Sources say the OMCs that are still in the red are resisting the terms set by the sugar cooperatives. 

Earlier this year, the Modi government tweaked a number of rules making it easier for sugar mills to invest in the production of ethanol.

Cogeneration plants attached to sugar mills that till now were allowed to produce ethanol only from molasses are now being allowed to manufacture the bio-fuel directly from sugarcane juice.

The government has also made it mandatory for oil-marketing companies (OMCs) that have to compulsorily blend ethanol with motor fuel to pay more for ethanol manufactured directly from sugarcane juice. While ethanol from molasses is currently priced at Rs 52.43 per litre, that manufactured directly from sugarcane juice would fetch the mill Rs 59 per litre.

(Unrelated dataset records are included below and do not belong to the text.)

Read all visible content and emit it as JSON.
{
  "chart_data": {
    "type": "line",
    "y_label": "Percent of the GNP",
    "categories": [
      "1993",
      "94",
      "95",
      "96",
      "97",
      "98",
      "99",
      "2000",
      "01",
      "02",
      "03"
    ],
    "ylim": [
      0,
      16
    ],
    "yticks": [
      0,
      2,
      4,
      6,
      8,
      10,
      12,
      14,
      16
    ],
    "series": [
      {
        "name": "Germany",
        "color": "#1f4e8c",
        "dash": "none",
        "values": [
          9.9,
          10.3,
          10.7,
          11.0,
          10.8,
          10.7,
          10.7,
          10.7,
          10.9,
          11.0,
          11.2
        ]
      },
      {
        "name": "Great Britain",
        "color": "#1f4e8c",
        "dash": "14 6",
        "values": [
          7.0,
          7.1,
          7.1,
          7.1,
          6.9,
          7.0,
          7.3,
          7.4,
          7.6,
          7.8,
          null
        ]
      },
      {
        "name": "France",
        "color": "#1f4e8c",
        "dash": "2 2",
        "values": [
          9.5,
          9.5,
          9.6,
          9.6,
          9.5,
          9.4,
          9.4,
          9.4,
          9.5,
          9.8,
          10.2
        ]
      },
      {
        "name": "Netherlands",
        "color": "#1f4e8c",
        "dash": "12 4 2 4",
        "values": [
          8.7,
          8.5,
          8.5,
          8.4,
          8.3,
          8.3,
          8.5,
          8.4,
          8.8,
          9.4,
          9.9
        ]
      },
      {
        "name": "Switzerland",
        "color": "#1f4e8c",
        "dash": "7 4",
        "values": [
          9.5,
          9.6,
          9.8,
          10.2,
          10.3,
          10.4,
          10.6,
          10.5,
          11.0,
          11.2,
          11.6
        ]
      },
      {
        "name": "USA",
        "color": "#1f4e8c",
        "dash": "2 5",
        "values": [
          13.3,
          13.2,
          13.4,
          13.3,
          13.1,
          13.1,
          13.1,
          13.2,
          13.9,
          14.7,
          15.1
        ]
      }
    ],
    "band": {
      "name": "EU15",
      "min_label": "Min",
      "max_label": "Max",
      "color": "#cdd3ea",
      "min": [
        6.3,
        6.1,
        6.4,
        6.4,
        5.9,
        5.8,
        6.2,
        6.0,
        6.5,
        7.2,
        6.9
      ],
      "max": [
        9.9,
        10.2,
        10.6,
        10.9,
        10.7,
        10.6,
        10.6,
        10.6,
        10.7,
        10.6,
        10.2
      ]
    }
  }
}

Petrol and diesel sold in India will have to be blended with at least 10 per cent ethanol from 2022, which is slated to go up to 20 per cent by 2030, according to the government’s target for OMCs.

“There will be a requirement of at least 300 crore litres of ethanol by 2022,” says a MSCSFF office-bearer. 

Ethanol supply to OMCs is around half at present, according to sources. To incentivise increase in production of the bio-fuel, the government also came up with an interest rates subvention scheme for sugar mills to the tune of Rs 3,300 crore last month. However, Maharashtra’s sugar mills said they are saddled with huge out standings to farmers and would not be able to make investments in ethanol production in the absence of fixed price contracts with OMCs.